8. “Nothing Left To Show”
“Nothing Left to Show” was an exercise in the intersection of Nashville and Texas-style writing, a song about being down and out that lives somewhere in the world of Townes Van Zandt and Rodney Crowell. While lyrically and sonically a deviation from the rest of the record, it’s equally vivid in its narrative, which takes place in Houston and is loosely based on the film Paris, Texas. The magic of this particular song materialized in the recording process when Dennis Crouch breathed new life into it with his part on upright bass. The bass line is moving and pulsing, accentuating and extending the space between notes rather than framing the song’s sections. It gives new meaning to the song’s sense of boredom, of seconds ticking by. This is the second song on the record on which Vince Gill lent his velvety harmonies, in addition to the main part on his 1930 Martin OM-45.
9. “In The Morning”
Irish folk music has had a huge influence on my songwriting and artistry, and Wes and I wrote “In the Morning” during a time when I was listening to a lot of Mícheál Ó Domhnaill, Paul Brady, and the Bothy Band.

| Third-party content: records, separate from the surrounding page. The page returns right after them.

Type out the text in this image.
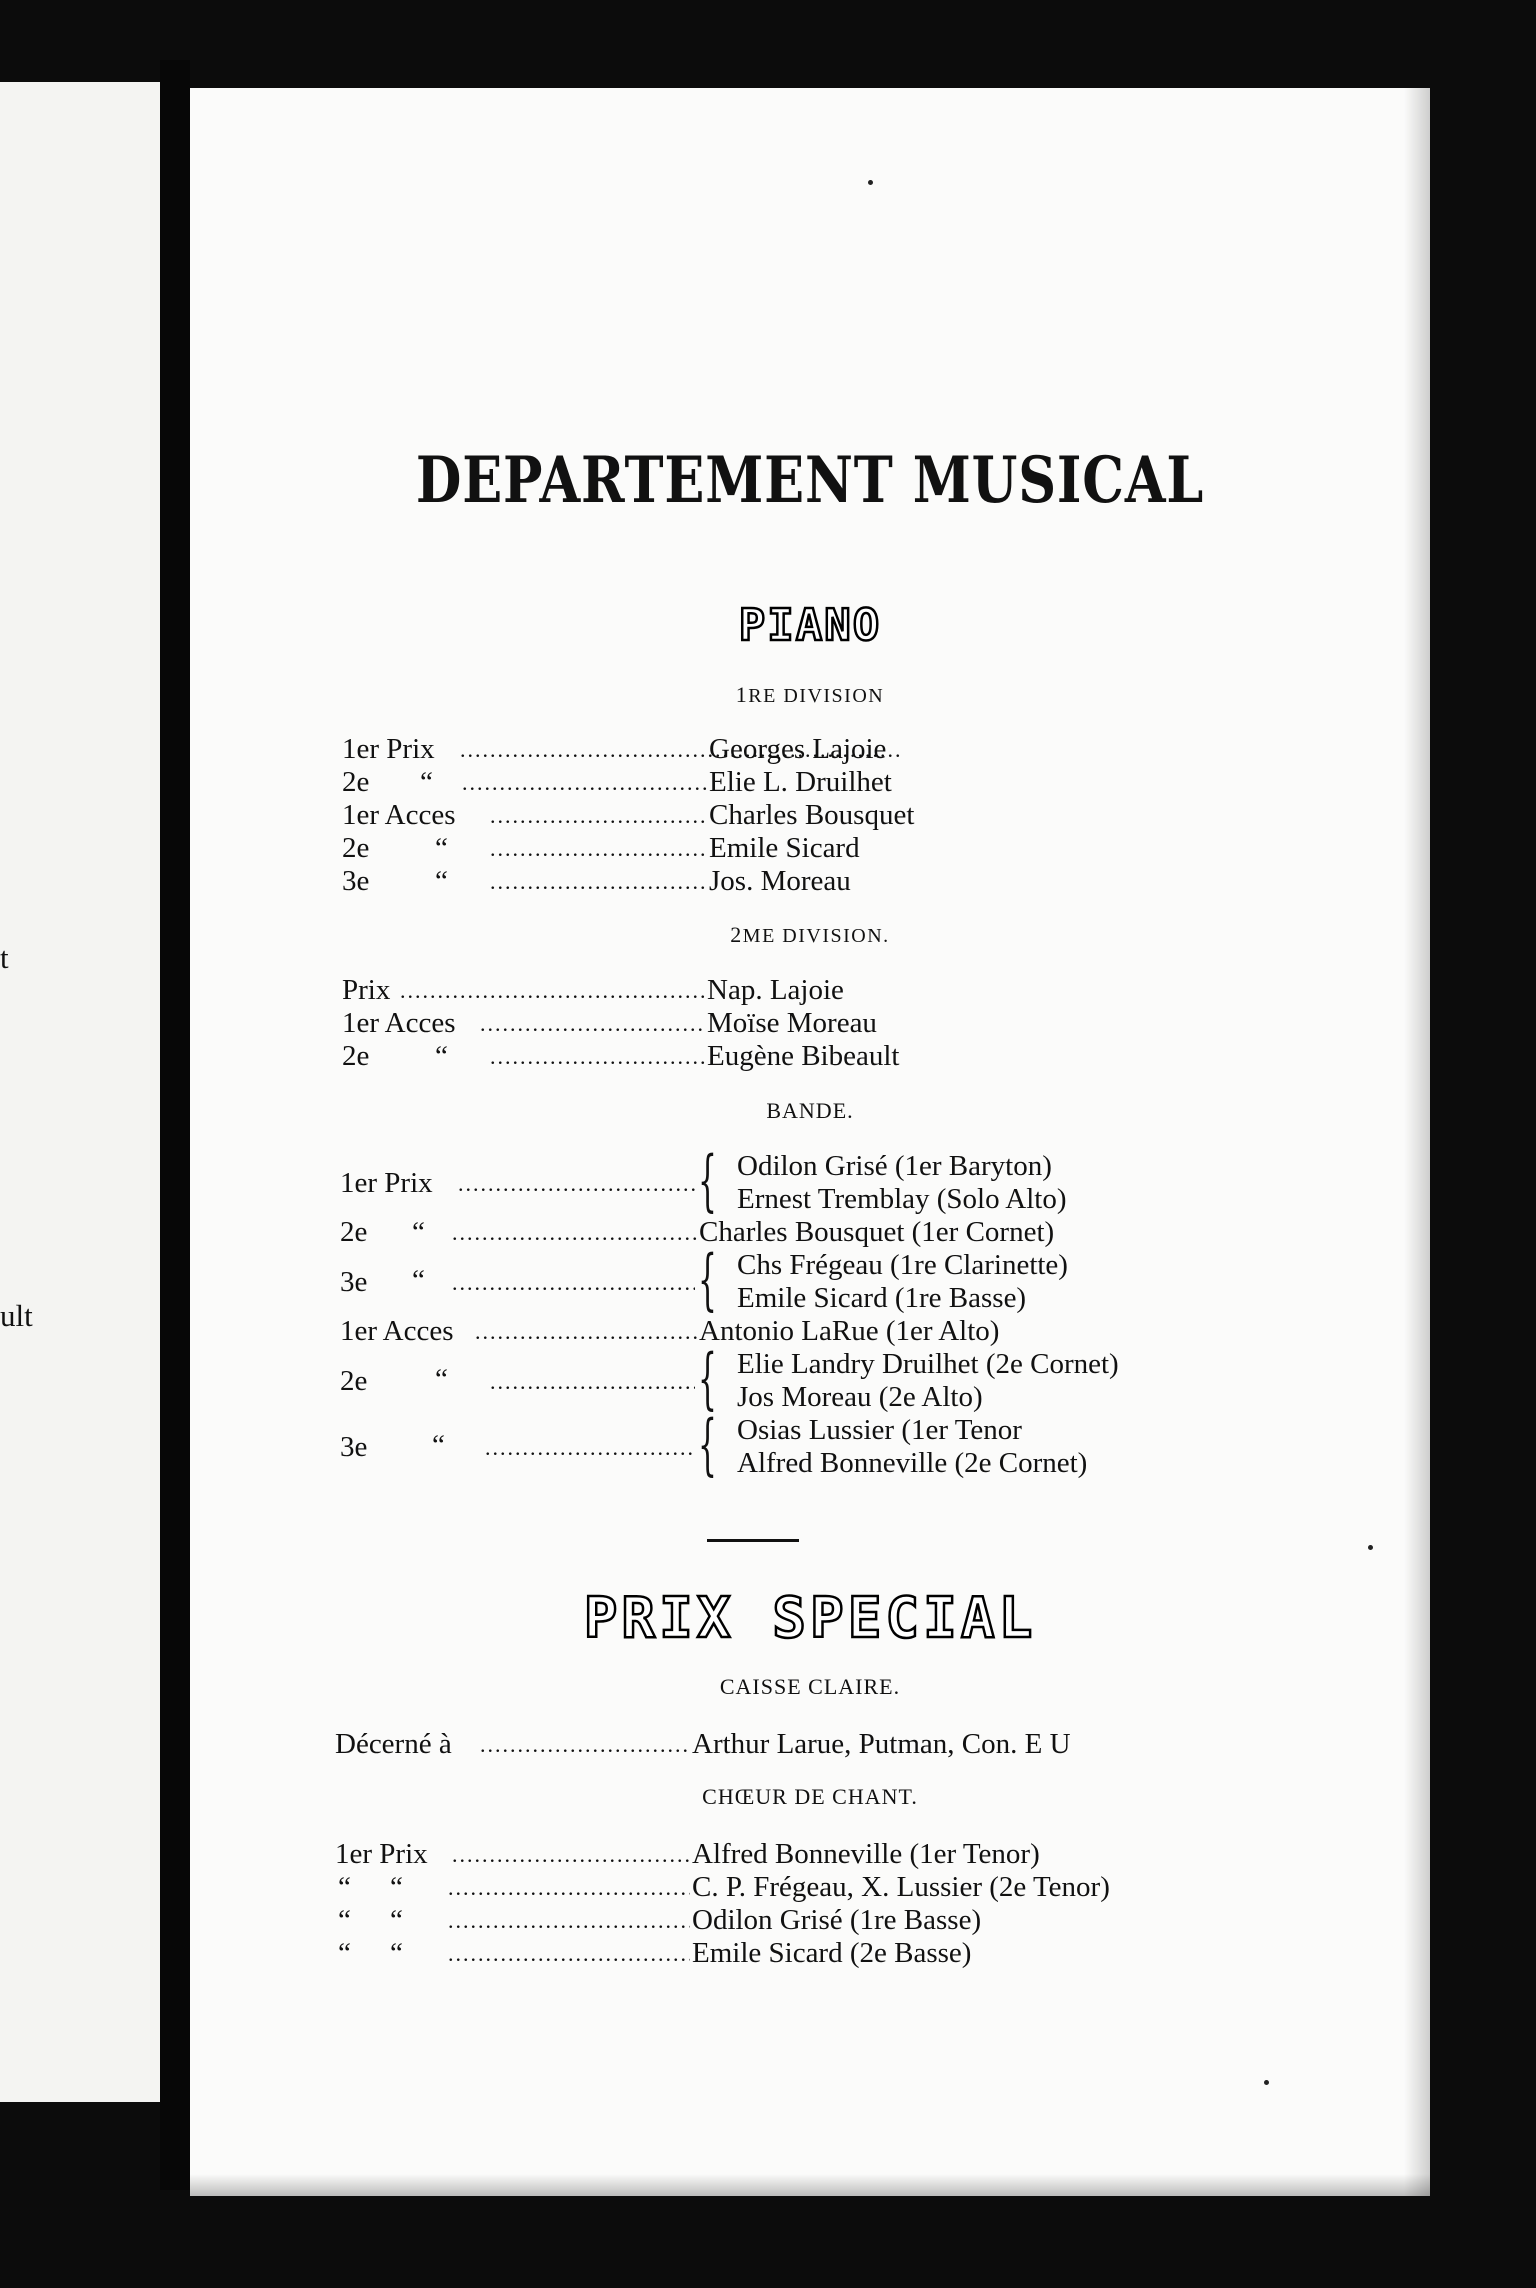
t
ult
DEPARTEMENT MUSICAL
PIANO
1RE DIVISION
1er Prix .....	Georges Lajoie
2e “ .....	Elie L. Druilhet
1er Acces .....	Charles Bousquet
2e “ .....	Emile Sicard
3e “ .....	Jos. Moreau
2ME DIVISION.
Prix .....	Nap. Lajoie
1er Acces .....	Moïse Moreau
2e “ .....	Eugène Bibeault
BANDE.
1er Prix .....	{ Odilon Grisé (1er Baryton)
Ernest Tremblay (Solo Alto)
2e “ .....	Charles Bousquet (1er Cornet)
3e “ .....	{ Chs Frégeau (1re Clarinette)
Emile Sicard (1re Basse)
1er Acces .....	Antonio LaRue (1er Alto)
2e “ .....	{ Elie Landry Druilhet (2e Cornet)
Jos Moreau (2e Alto)
3e “ .....	{ Osias Lussier (1er Tenor
Alfred Bonneville (2e Cornet)
PRIX SPECIAL
CAISSE CLAIRE.
Décerné à .....	Arthur Larue, Putman, Con. E U
CHŒUR DE CHANT.
1er Prix .....	Alfred Bonneville (1er Tenor)
“ “ .....	C. P. Frégeau, X. Lussier (2e Tenor)
“ “ .....	Odilon Grisé (1re Basse)
“ “ .....	Emile Sicard (2e Basse)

It came out of a study on the impressionistic nature of that tradition and was our attempt to encapsulate the feeling of deep and unresolved tragedy those artists have tapped into. The recording itself, which is rather soft and pretty, stands in contrast to the dismal nature of the story: that of a man whose love has died, and whose only motive to continue living is his nightly dream of seeing her again when he awakes. Tracking this song with Stuart Duncan on fiddle felt like having a conversation with a ghost — my vocal followed Stuart’s musical intuition, narrating the tale in dialogue with a symbol of the perished lover. I played this song on Vince’s OM-45, tuning it to open D and playing the part as closely as I could to what I imagine Mícheál Ó Domhnaill might have played: a meditation on beauty and darkness, and how they inform one another.
10. “Del Rio Blues”
In many ways, the record ends with “In the Morning,” and “Del Rio Blues” serves as the soundtrack to the credits rolling, the music lingering on as you’re walking out of the theater. It’s an obvious sonic departure, an epilogue, a tip of the hat to the intersection of Neil Young’s Harvest and Bob Dylan’s Pat Garrett & Billy the Kid (a representation of the duality of self that Wes and I refer to as “Dylan Young”). The recording is overcooked, but we ended up liking it: the inclusion of electric guitar (David Rawlings) and drums (Griffin Photoglou) reframes everything that comes before it, and forces the listener to reconsider the miles they’ve traveled thus far. The record ends in a fade-out, an allusion to its boundlessness: panoramic yet humanistic, a denial of a finite horizon.
On behalf of all of us here at the FJ, we hope you enjoy this early listen to the album, and huge thanks to Jack for walking us through it.